Estos sistemas políticos, que sólo son ya un recuerdo, hicieron viables como Estados a las antiguas colonias, introdujeron legislación occidental (leyes de familia menos brutales para la mujer que la tradición islámica) y en el conflicto capitalismo socialismo mostraron cierta querencia hacia la URSS, aunque se esforzaron en la no alineación. USA y los suyos, por la dialéctica de la confrontación de entonces, se inclinaron por la alianza con las monarquías teocráticas y fundamentalistas en muchos casos. La desaparición de la URSS y las repúblicas populares (a excepción de China) sorprendió a todo el amplio mundo de la OTAN a partir un piñón con lo más carca del Oriente Medio.
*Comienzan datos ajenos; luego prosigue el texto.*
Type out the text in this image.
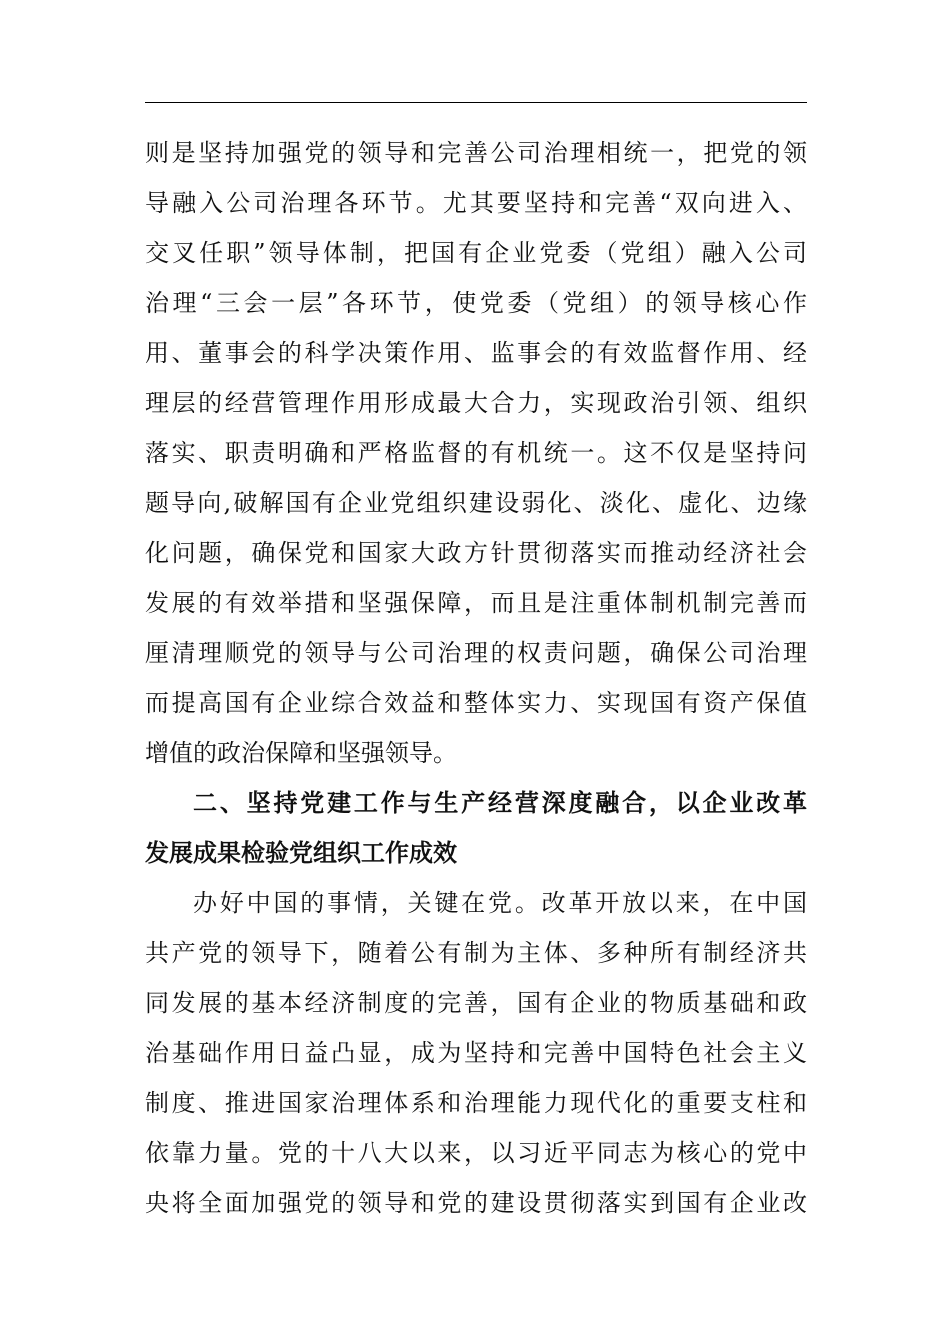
则是坚持加强党的领导和完善公司治理相统一，把党的领
导融入公司治理各环节。尤其要坚持和完善“双向进入、
交叉任职”领导体制，把国有企业党委（党组）融入公司
治理“三会一层”各环节，使党委（党组）的领导核心作
用、董事会的科学决策作用、监事会的有效监督作用、经
理层的经营管理作用形成最大合力，实现政治引领、组织
落实、职责明确和严格监督的有机统一。这不仅是坚持问
题导向,破解国有企业党组织建设弱化、淡化、虚化、边缘
化问题，确保党和国家大政方针贯彻落实而推动经济社会
发展的有效举措和坚强保障，而且是注重体制机制完善而
厘清理顺党的领导与公司治理的权责问题，确保公司治理
而提高国有企业综合效益和整体实力、实现国有资产保值
增值的政治保障和坚强领导。
二、坚持党建工作与生产经营深度融合，以企业改革
发展成果检验党组织工作成效
办好中国的事情，关键在党。改革开放以来，在中国
共产党的领导下，随着公有制为主体、多种所有制经济共
同发展的基本经济制度的完善，国有企业的物质基础和政
治基础作用日益凸显，成为坚持和完善中国特色社会主义
制度、推进国家治理体系和治理能力现代化的重要支柱和
依靠力量。党的十八大以来，以习近平同志为核心的党中
央将全面加强党的领导和党的建设贯彻落实到国有企业改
Curiosamente se ha despertado desde hace un par de años en la región una inquietud democrática que no soporta ya a las dictaduras personales y despóticas en que se habían convertido los esperanzadores regímenes laicos y socializantes de otrora, pero sin que, misterios de la vida, se haya contagiado a las poblaciones de las monarquías feudales, igualmente despóticas, pero además teocráticas y retrógradas, aliadas de USA. No tengo explicación para tan sorprendente fenómeno, simplemente manifiesto mi desconcierto.

Pero volvamos a Siria. Ayer (por eso estoy escribiendo hoy) se deslizó la noticia de que los países del entorno están proporcionando armas masivamente a los rebeldes sirios. Entre ellos se encuentra Arabia y Turquía. El asunto empieza a tener sentido y a dar muestras de que hay una racionalidad, aunque oculta hasta ahora. Es evidente, sin embargo, que la verdad no la conoceremos por la prensa.  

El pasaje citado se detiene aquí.